L’habilitation est soumise à plusieurs conditions. L’organisme doit maintenir une accréditation délivrée par le Comité français d’accréditation (COFRAC) ou un organisme équivalent, conforme à la norme NF EN ISO/CEI 17 020. Il est tenu de communiquer ses procédures et mises à jour au ministère chargé de la sécurité des canalisations, ainsi que la liste de ses experts habilités. Toute modification de son accréditation ou de ses agences doit être signalée dans des délais précisés.
L’organisme doit également se soumettre aux contrôles des agents de l’administration, en informant préalablement les directions régionales (DREAL, DEAL ou DRIEAT) des opérations prévues.
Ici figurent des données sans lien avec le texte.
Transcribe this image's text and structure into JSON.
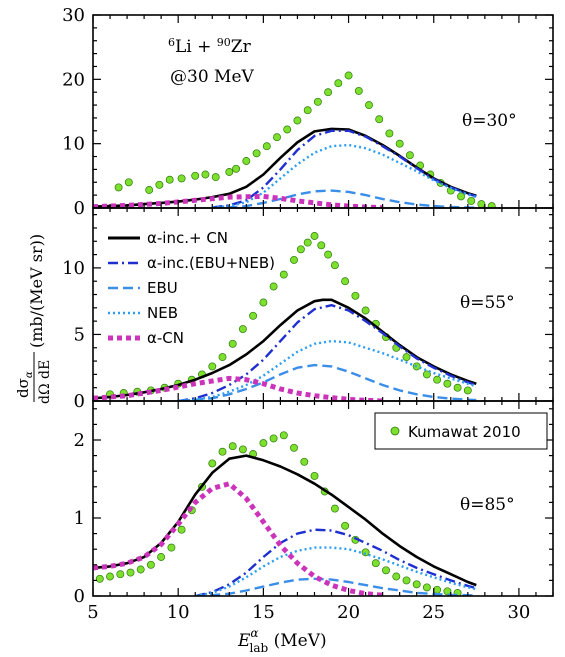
{
  "chart_data": [
    {
      "type": "line",
      "panel": "top",
      "x_range": [
        5,
        32
      ],
      "ylim": [
        0,
        30
      ],
      "yticks": [
        "0",
        "10",
        "20",
        "30"
      ],
      "annotations": {
        "reaction_a": "6",
        "reaction_b": "Li + ",
        "reaction_c": "90",
        "reaction_d": "Zr",
        "energy": "@30 MeV",
        "angle": "θ=30°"
      },
      "series": [
        {
          "key": "total",
          "x": [
            5,
            6,
            7,
            8,
            9,
            10,
            11,
            12,
            13,
            14,
            15,
            16,
            17,
            18,
            19,
            20,
            21,
            22,
            23,
            24,
            25,
            26,
            27,
            27.5
          ],
          "y": [
            0.2,
            0.3,
            0.4,
            0.6,
            0.8,
            1.0,
            1.3,
            1.7,
            2.2,
            3.3,
            5.2,
            7.8,
            10.2,
            11.9,
            12.3,
            12.2,
            11.2,
            9.8,
            8.1,
            6.3,
            4.6,
            3.3,
            2.3,
            1.9
          ]
        },
        {
          "key": "inc",
          "x": [
            12,
            13,
            14,
            15,
            16,
            17,
            18,
            19,
            20,
            21,
            22,
            23,
            24,
            25,
            26,
            27,
            27.5
          ],
          "y": [
            0.1,
            0.4,
            1.2,
            3.2,
            6.0,
            9.0,
            11.2,
            12.0,
            12.0,
            11.1,
            9.6,
            8.0,
            6.2,
            4.5,
            3.2,
            2.2,
            1.8
          ]
        },
        {
          "key": "ebu",
          "x": [
            12,
            13,
            14,
            15,
            16,
            17,
            18,
            19,
            20,
            21,
            22,
            23,
            24,
            25,
            26,
            27,
            27.5
          ],
          "y": [
            0.0,
            0.1,
            0.3,
            0.8,
            1.4,
            2.1,
            2.6,
            2.7,
            2.5,
            2.0,
            1.4,
            0.9,
            0.55,
            0.3,
            0.15,
            0.08,
            0.05
          ]
        },
        {
          "key": "neb",
          "x": [
            12,
            13,
            14,
            15,
            16,
            17,
            18,
            19,
            20,
            21,
            22,
            23,
            24,
            25,
            26,
            27,
            27.5
          ],
          "y": [
            0.1,
            0.3,
            0.9,
            2.4,
            4.6,
            6.8,
            8.6,
            9.6,
            9.8,
            9.3,
            8.3,
            7.0,
            5.7,
            4.3,
            3.1,
            2.1,
            1.7
          ]
        },
        {
          "key": "cn",
          "x": [
            5,
            7,
            9,
            11,
            13,
            15,
            16,
            17,
            18,
            19,
            20,
            21,
            22
          ],
          "y": [
            0.2,
            0.4,
            0.7,
            1.2,
            1.7,
            1.8,
            1.5,
            1.1,
            0.8,
            0.5,
            0.3,
            0.15,
            0.05
          ]
        }
      ],
      "points": {
        "x": [
          6.5,
          7.1,
          8.3,
          8.9,
          9.5,
          10.2,
          11.0,
          11.6,
          12.2,
          13.0,
          13.4,
          14.0,
          14.6,
          15.2,
          15.8,
          16.4,
          17.0,
          17.6,
          18.2,
          18.8,
          19.4,
          20.0,
          20.6,
          21.2,
          21.8,
          22.4,
          23.0,
          23.6,
          24.2,
          24.8,
          25.4,
          26.0,
          26.6,
          27.2,
          27.8,
          28.4
        ],
        "y": [
          3.2,
          4.0,
          2.8,
          3.6,
          4.4,
          4.6,
          5.0,
          5.2,
          4.8,
          5.6,
          6.1,
          7.3,
          8.5,
          9.6,
          11.0,
          12.2,
          13.6,
          15.2,
          16.5,
          18.0,
          19.4,
          20.6,
          18.2,
          16.0,
          13.8,
          11.6,
          10.0,
          8.2,
          6.6,
          5.2,
          3.9,
          2.7,
          1.8,
          1.1,
          0.6,
          0.3
        ]
      }
    },
    {
      "type": "line",
      "panel": "middle",
      "x_range": [
        5,
        32
      ],
      "ylim": [
        0,
        14.5
      ],
      "yticks": [
        "0",
        "5",
        "10"
      ],
      "annotations": {
        "angle": "θ=55°"
      },
      "legend": [
        {
          "key": "total",
          "label": "α-inc.+ CN"
        },
        {
          "key": "inc",
          "label": "α-inc.(EBU+NEB)"
        },
        {
          "key": "ebu",
          "label": "EBU"
        },
        {
          "key": "neb",
          "label": "NEB"
        },
        {
          "key": "cn",
          "label": "α-CN"
        }
      ],
      "series": [
        {
          "key": "total",
          "x": [
            5,
            6,
            7,
            8,
            9,
            10,
            11,
            12,
            13,
            14,
            15,
            16,
            17,
            18,
            18.5,
            19,
            20,
            21,
            22,
            23,
            24,
            25,
            26,
            27,
            27.5
          ],
          "y": [
            0.2,
            0.3,
            0.45,
            0.65,
            0.9,
            1.2,
            1.6,
            2.1,
            2.7,
            3.5,
            4.5,
            5.7,
            6.8,
            7.5,
            7.6,
            7.6,
            7.0,
            6.2,
            5.2,
            4.2,
            3.3,
            2.6,
            2.0,
            1.5,
            1.3
          ]
        },
        {
          "key": "inc",
          "x": [
            10,
            11,
            12,
            13,
            14,
            15,
            16,
            17,
            18,
            19,
            20,
            21,
            22,
            23,
            24,
            25,
            26,
            27,
            27.5
          ],
          "y": [
            0.0,
            0.2,
            0.6,
            1.2,
            2.0,
            3.1,
            4.5,
            5.9,
            6.9,
            7.2,
            6.8,
            6.0,
            5.1,
            4.1,
            3.2,
            2.5,
            1.9,
            1.4,
            1.2
          ]
        },
        {
          "key": "ebu",
          "x": [
            10,
            11,
            12,
            13,
            14,
            15,
            16,
            17,
            18,
            19,
            20,
            21,
            22,
            23,
            24,
            25,
            26,
            27,
            27.5
          ],
          "y": [
            0.0,
            0.1,
            0.2,
            0.5,
            0.9,
            1.4,
            2.0,
            2.5,
            2.7,
            2.6,
            2.2,
            1.7,
            1.2,
            0.8,
            0.5,
            0.3,
            0.18,
            0.1,
            0.07
          ]
        },
        {
          "key": "neb",
          "x": [
            10,
            11,
            12,
            13,
            14,
            15,
            16,
            17,
            18,
            19,
            20,
            21,
            22,
            23,
            24,
            25,
            26,
            27,
            27.5
          ],
          "y": [
            0.0,
            0.1,
            0.3,
            0.7,
            1.2,
            1.9,
            2.8,
            3.7,
            4.3,
            4.5,
            4.4,
            4.0,
            3.6,
            3.1,
            2.6,
            2.1,
            1.7,
            1.3,
            1.1
          ]
        },
        {
          "key": "cn",
          "x": [
            5,
            7,
            9,
            11,
            12,
            13,
            14,
            15,
            16,
            17,
            18,
            19,
            20,
            21,
            22
          ],
          "y": [
            0.2,
            0.4,
            0.8,
            1.3,
            1.5,
            1.7,
            1.6,
            1.3,
            0.9,
            0.6,
            0.4,
            0.25,
            0.12,
            0.05,
            0.0
          ]
        }
      ],
      "points": {
        "x": [
          6.0,
          6.8,
          7.6,
          8.4,
          9.2,
          10.0,
          10.8,
          11.4,
          12.0,
          12.6,
          13.2,
          13.8,
          14.4,
          15.0,
          15.6,
          16.2,
          16.8,
          17.2,
          17.6,
          18.0,
          18.4,
          18.8,
          19.2,
          19.8,
          20.4,
          21.0,
          21.6,
          22.2,
          22.8,
          23.4,
          24.0,
          24.6,
          25.2,
          25.8,
          26.4,
          27.0
        ],
        "y": [
          0.5,
          0.6,
          0.7,
          0.8,
          1.0,
          1.3,
          1.6,
          2.0,
          2.6,
          3.3,
          4.3,
          5.4,
          6.4,
          7.4,
          8.6,
          9.5,
          10.6,
          11.4,
          11.9,
          12.4,
          11.7,
          11.0,
          10.2,
          9.0,
          7.9,
          6.8,
          5.8,
          4.8,
          4.0,
          3.3,
          2.6,
          2.0,
          1.6,
          1.3,
          1.0,
          0.8
        ]
      }
    },
    {
      "type": "line",
      "panel": "bottom",
      "x_range": [
        5,
        32
      ],
      "ylim": [
        0,
        2.5
      ],
      "yticks": [
        "0",
        "1",
        "2"
      ],
      "xticks": [
        "5",
        "10",
        "15",
        "20",
        "25",
        "30"
      ],
      "xlabel_a": "E",
      "xlabel_sup": "α",
      "xlabel_sub": "lab",
      "xlabel_b": " (MeV)",
      "ylabel_num_a": "dσ",
      "ylabel_num_sub": "α",
      "ylabel_den": "dΩ dE",
      "ylabel_unit": "(mb/(MeV sr))",
      "annotations": {
        "angle": "θ=85°"
      },
      "legend": [
        {
          "key": "points",
          "label": "Kumawat 2010"
        }
      ],
      "series": [
        {
          "key": "total",
          "x": [
            5,
            6,
            7,
            8,
            9,
            10,
            11,
            12,
            13,
            14,
            15,
            16,
            17,
            18,
            19,
            20,
            21,
            22,
            23,
            24,
            25,
            26,
            27,
            27.5
          ],
          "y": [
            0.36,
            0.38,
            0.42,
            0.5,
            0.68,
            0.95,
            1.3,
            1.58,
            1.76,
            1.8,
            1.74,
            1.66,
            1.56,
            1.44,
            1.3,
            1.14,
            0.98,
            0.8,
            0.64,
            0.5,
            0.38,
            0.28,
            0.18,
            0.14
          ]
        },
        {
          "key": "inc",
          "x": [
            11,
            12,
            13,
            14,
            15,
            16,
            17,
            18,
            19,
            20,
            21,
            22,
            23,
            24,
            25,
            26,
            27,
            27.5
          ],
          "y": [
            0.0,
            0.05,
            0.15,
            0.3,
            0.5,
            0.68,
            0.8,
            0.85,
            0.84,
            0.78,
            0.68,
            0.58,
            0.46,
            0.36,
            0.28,
            0.2,
            0.13,
            0.1
          ]
        },
        {
          "key": "ebu",
          "x": [
            11,
            12,
            13,
            14,
            15,
            16,
            17,
            18,
            19,
            20,
            21,
            22,
            23,
            24,
            25,
            26,
            27,
            27.5
          ],
          "y": [
            0.0,
            0.01,
            0.03,
            0.07,
            0.12,
            0.17,
            0.21,
            0.22,
            0.21,
            0.18,
            0.14,
            0.1,
            0.07,
            0.04,
            0.025,
            0.015,
            0.01,
            0.005
          ]
        },
        {
          "key": "neb",
          "x": [
            11,
            12,
            13,
            14,
            15,
            16,
            17,
            18,
            19,
            20,
            21,
            22,
            23,
            24,
            25,
            26,
            27,
            27.5
          ],
          "y": [
            0.0,
            0.04,
            0.12,
            0.24,
            0.38,
            0.5,
            0.58,
            0.62,
            0.62,
            0.6,
            0.54,
            0.47,
            0.39,
            0.31,
            0.24,
            0.17,
            0.11,
            0.09
          ]
        },
        {
          "key": "cn",
          "x": [
            5,
            6,
            7,
            8,
            9,
            10,
            11,
            12,
            13,
            14,
            15,
            16,
            17,
            18,
            19,
            20,
            21,
            22
          ],
          "y": [
            0.36,
            0.38,
            0.42,
            0.5,
            0.66,
            0.92,
            1.2,
            1.38,
            1.44,
            1.25,
            0.95,
            0.65,
            0.42,
            0.25,
            0.14,
            0.07,
            0.03,
            0.01
          ]
        }
      ],
      "points": {
        "x": [
          5.4,
          6.0,
          6.6,
          7.2,
          7.8,
          8.4,
          9.0,
          9.6,
          10.2,
          10.8,
          11.4,
          12.0,
          12.6,
          13.2,
          13.8,
          14.4,
          15.0,
          15.6,
          16.2,
          16.8,
          17.4,
          18.0,
          18.6,
          19.2,
          19.8,
          20.4,
          21.0,
          21.6,
          22.2,
          22.8,
          23.4,
          24.0,
          24.6,
          25.2,
          25.8,
          26.4
        ],
        "y": [
          0.22,
          0.25,
          0.28,
          0.3,
          0.34,
          0.4,
          0.5,
          0.62,
          0.85,
          1.1,
          1.4,
          1.7,
          1.85,
          1.92,
          1.88,
          1.82,
          1.96,
          2.02,
          2.06,
          1.9,
          1.72,
          1.54,
          1.34,
          1.12,
          0.9,
          0.72,
          0.56,
          0.42,
          0.33,
          0.25,
          0.2,
          0.15,
          0.11,
          0.08,
          0.06,
          0.04
        ]
      }
    }
  ],
  "colors": {
    "total": "#000000",
    "inc": "#1f2fd0",
    "ebu": "#3a8ee8",
    "neb": "#2a9df4",
    "cn": "#cc33bb",
    "points_fill": "#7ce02c",
    "points_stroke": "#2f7a10"
  }
}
Les résultats des épreuves, qu’ils soient des attestations de conformité ou des décisions de refus, doivent être transmis via l’application OISO. En cas d’écarts constatés, des mesures correctives doivent être apportées dans les délais impartis.
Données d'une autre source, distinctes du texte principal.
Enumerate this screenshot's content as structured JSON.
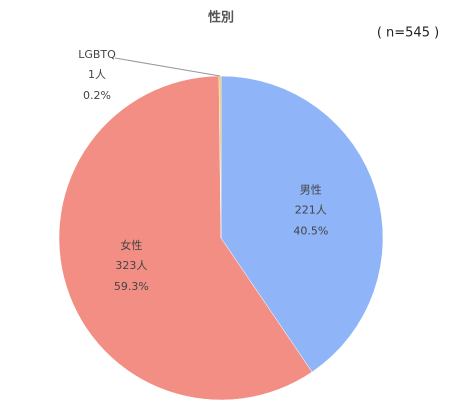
{
  "chart_data": {
    "type": "pie",
    "title": "性別",
    "annotation": "( n=545 )",
    "categories": [
      "男性",
      "女性",
      "LGBTQ"
    ],
    "values": [
      40.5,
      59.3,
      0.2
    ],
    "value_labels": [
      "40.5%",
      "59.3%",
      "0.2%"
    ],
    "count_labels": [
      "221人",
      "323人",
      "1人"
    ],
    "colors": [
      "#8fb4f8",
      "#f28e84",
      "#f5c242"
    ]
  }
}
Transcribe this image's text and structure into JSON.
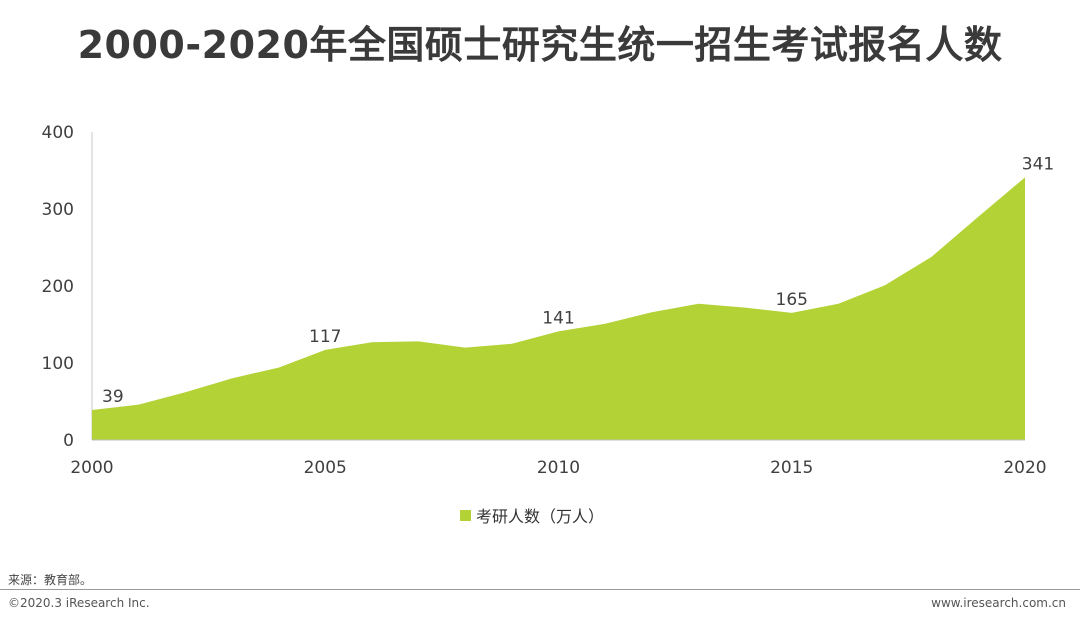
{
  "chart_data": {
    "type": "area",
    "title": "2000-2020年全国硕士研究生统一招生考试报名人数",
    "series": [
      {
        "name": "考研人数（万人）",
        "color": "#b2d235",
        "x": [
          2000,
          2001,
          2002,
          2003,
          2004,
          2005,
          2006,
          2007,
          2008,
          2009,
          2010,
          2011,
          2012,
          2013,
          2014,
          2015,
          2016,
          2017,
          2018,
          2019,
          2020
        ],
        "values": [
          39,
          46,
          62,
          80,
          94,
          117,
          127,
          128,
          120,
          125,
          141,
          151,
          166,
          177,
          172,
          165,
          177,
          201,
          238,
          290,
          341
        ]
      }
    ],
    "data_labels": [
      {
        "year": 2000,
        "text": "39"
      },
      {
        "year": 2005,
        "text": "117"
      },
      {
        "year": 2010,
        "text": "141"
      },
      {
        "year": 2015,
        "text": "165"
      },
      {
        "year": 2020,
        "text": "341"
      }
    ],
    "x_ticks": [
      "2000",
      "2005",
      "2010",
      "2015",
      "2020"
    ],
    "y_ticks": [
      "0",
      "100",
      "200",
      "300",
      "400"
    ],
    "xlim": [
      2000,
      2020
    ],
    "ylim": [
      0,
      400
    ],
    "xlabel": "",
    "ylabel": "",
    "legend_position": "bottom-center"
  },
  "source_text": "来源：教育部。",
  "copyright_text": "©2020.3 iResearch Inc.",
  "site_text": "www.iresearch.com.cn"
}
D’autres obligations incluent la participation à des réunions de coordination nationale, à des travaux de normalisation, et le respect des dispositions techniques définies par l’arrêté du 5 mars 2014. L’organisme doit garantir la séparation de ses activités d’habilitation de ses autres missions, informer clairement les transporteurs sur les coûts des prestations, et souscrire une assurance en responsabilité civile couvrant ses interventions. Il est également tenu de conserver les documents relatifs à ses activités pendant une durée minimale de dix ans.
Un compte rendu annuel d’activité doit être adressé au ministère avant le 15 février de chaque année, détaillant les opérations réalisées, les résultats des épreuves et la liste des experts habilités. En cas de manquement grave aux obligations, l’habilitation peut être suspendue, restreinte ou retirée sans indemnité. L’arrêté entre en vigueur le 1er janvier 2025.